Double-checking the IEH scene though, things are getting even more complicated.
In Enemy Hands, Ch12 wrote: One of the cruiser's air scrubbers had failed, reducing her life-support capacity by ten percent, and although McKeon's ship had enough spares to rebuild the scrubber from scratch, if necessary, the job would take over a week without yard support.
-snip-
Prince Adrian carried sufficient spare parts to repair the scrubber, but the newer, bigger Alvarez turned out to have three complete backup scrubbers tucked away in her capacious Engineering spaces. Exactly where Alvarez's chief engineer had acquired the third one (which put her above establishment) was something of a mystery.
-snip-
Alvarez's higher-volume scrubbers weren't exact matches for Prince Adrian's, but they were close enough that one of them could be adapted to replace the failed unit.
-snip-
the scrubber was big enough (and awkwardly enough shaped) that he'd been forced to close off the after two-thirds of the pinnace's modular interior to free up the cargo space to accommodate it.
The Adrian was a Prince Consort 246 k-ton cruiser, while Alvarez was a Grayson variant of the Star Knights that officially replaced the Consorts, at 319 k-tons. It seems the official Engineering rule was was to have two scrubbers for backups. One scrubber being worth 10% would suggest they have 10 functioning at any given time, with parts or entire prebuilt backups for 2 of the 10.
But that seems like a lot of air scrubbers, when we saw that HMACS Wayfarer only had one scrubber after her final battle, and that gave them air for upto 400 crew. The entire complement of a Prince Consort is 856 crew, so 10 scrubbers should be good for 4000 crew, which would be almost a 300% reserve. That's an insane amount of life support reserve, when we were looking at even newer crew-heavy Havenite ships having trouble carrying 200% of nominal evacuees.

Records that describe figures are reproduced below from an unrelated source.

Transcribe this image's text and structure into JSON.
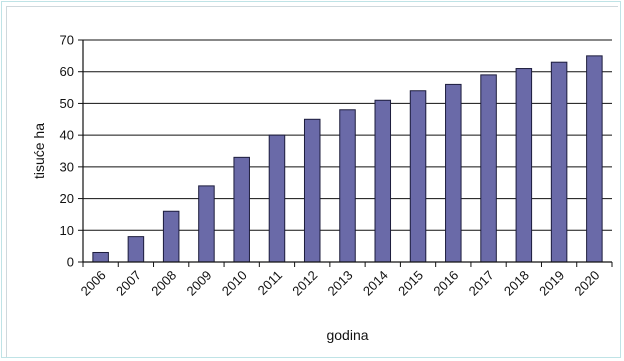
{
  "chart_data": {
    "type": "bar",
    "title": "",
    "xlabel": "godina",
    "ylabel": "tisuće ha",
    "categories": [
      "2006",
      "2007",
      "2008",
      "2009",
      "2010",
      "2011",
      "2012",
      "2013",
      "2014",
      "2015",
      "2016",
      "2017",
      "2018",
      "2019",
      "2020"
    ],
    "values": [
      3,
      8,
      16,
      24,
      33,
      40,
      45,
      48,
      51,
      54,
      56,
      59,
      61,
      63,
      65
    ],
    "ylim": [
      0,
      70
    ],
    "yticks": [
      "0",
      "10",
      "20",
      "30",
      "40",
      "50",
      "60",
      "70"
    ],
    "grid": true,
    "legend": "none",
    "colors": {
      "bar": "#6a6aa8",
      "bar_stroke": "#1c1c3c",
      "grid": "#111111",
      "axis": "#111111"
    }
  }
}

Looking from a purely size/tonnage perspective is even worse. Pinnaces being 30m long and probably 7-10m wide/high, gives us the volume of the Star Knight scrubbers as being somewhere around 980 cubic meters. Assume it's roughly rectangular and measuring 207x7m, and that if it were solid steel, it would weigh just shy of 8000 tons. Since it can't possibly be solid steel, and they have futuristic metals that are low-weight, let's quarter that. That now works out to ~2000 tons per air scrubber, and the Consorts might have as many as 10, which means they're could be using approximately 20 k-tons, out of their total 246 just for life support?
Almost 10% of their entire tonnage devoted just to life support, I'm torn between saying that's simultaneously both massive overkill and not nearly enough. They also need to fit in lots of missiles, their engineering parts for making repairs, plus foodstuffs, their Marines powered armor Morgue, a gunnery range, two hangar bays each with 2-3 pinnaces, and a significant Hydrogen bunker for fuel.
The math doesn't really feel like it's mathing here. Something just doesn't feel right about these numbers, either the weight is hilariously low for the size it occupies, or they are so insanely efficient you don't actually need many scrubbers if you have other systems available.